Posted on April 13, 2008
Filed Under Legal and Law |

Protecting intellectual property has a high strategic value to almost every company. If competitors gain access to your IP, the cost is enormous; companies may commit millions of dollars to investigating new drugs, writing program source code, or developing new products. Smaller companies may store IP in a central database, while international companies may have employees around the world involved in research, development, and code writing-making it imperative to monitor traffic leaving and entering every location for IP. Companies also need to monitor communications with partners and with regulatory agencies they interact with, such as the Food and Drug Administration.

Companies with valuable intellectual property thus require comprehensive, direct content protection of the entire network. Just monitoring information that leaves via e-mail or IM or via specific ports is not sufficient; a comprehensive solution must monitor all information leaving or entering the company via any protocol and any port.

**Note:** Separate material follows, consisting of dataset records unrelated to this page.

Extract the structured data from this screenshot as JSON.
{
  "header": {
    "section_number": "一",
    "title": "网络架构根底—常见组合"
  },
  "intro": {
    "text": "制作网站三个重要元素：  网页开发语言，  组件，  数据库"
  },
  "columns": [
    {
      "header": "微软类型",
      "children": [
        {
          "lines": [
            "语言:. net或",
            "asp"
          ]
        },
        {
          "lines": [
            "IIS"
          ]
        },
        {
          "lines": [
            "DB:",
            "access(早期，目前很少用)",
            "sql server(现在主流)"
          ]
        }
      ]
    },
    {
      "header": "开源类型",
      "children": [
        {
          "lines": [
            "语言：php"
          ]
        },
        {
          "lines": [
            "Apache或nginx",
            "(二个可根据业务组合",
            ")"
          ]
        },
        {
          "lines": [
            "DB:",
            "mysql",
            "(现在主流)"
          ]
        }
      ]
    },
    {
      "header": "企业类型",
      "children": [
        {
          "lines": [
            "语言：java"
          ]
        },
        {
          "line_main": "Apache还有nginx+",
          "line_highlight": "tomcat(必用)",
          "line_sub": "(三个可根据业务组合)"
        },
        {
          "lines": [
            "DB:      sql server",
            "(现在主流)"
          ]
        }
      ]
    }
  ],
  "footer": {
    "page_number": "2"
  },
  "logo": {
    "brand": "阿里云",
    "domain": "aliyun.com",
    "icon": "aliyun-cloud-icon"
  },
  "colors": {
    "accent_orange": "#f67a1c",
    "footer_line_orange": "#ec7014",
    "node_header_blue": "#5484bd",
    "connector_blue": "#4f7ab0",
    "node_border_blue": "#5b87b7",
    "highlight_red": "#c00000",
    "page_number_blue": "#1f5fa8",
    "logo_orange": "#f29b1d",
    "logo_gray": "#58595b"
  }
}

Companies should also be able to discover information throughout the network by crawling repositories and individual PCs.

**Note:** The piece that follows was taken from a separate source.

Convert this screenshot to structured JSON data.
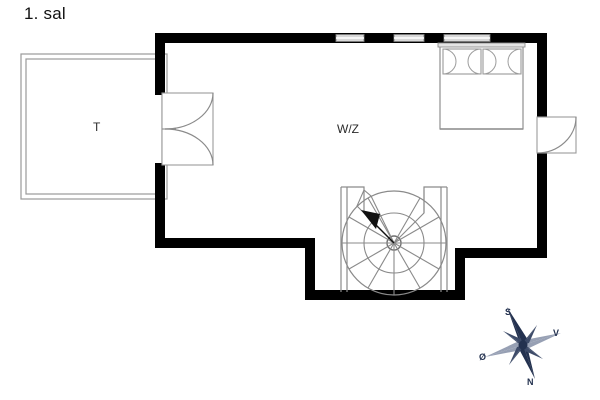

The ability to go back and look at historical information is also key to protecting IP, and requires a solution that can capture and store all content passing through network. Retaining content serves two purposes; first, it can be used for “after-the-fact” investigations that help identify risks that could not be anticipated beforehand. These investigations will then result in augmenting of detection rules for information at rest and in motion. Second, companies can use stored information to proactively find, investigate, and prosecute cases of information leaks and theft, an ability that helps protect them from IP loss.

Most companies do not know if insiders are following guidelines for appropriate network and Internet use or if sensitive data such as IP is leaving their networks. But those that recognize the serious threat that insiders can pose to IP are now making content protection a strategic priority.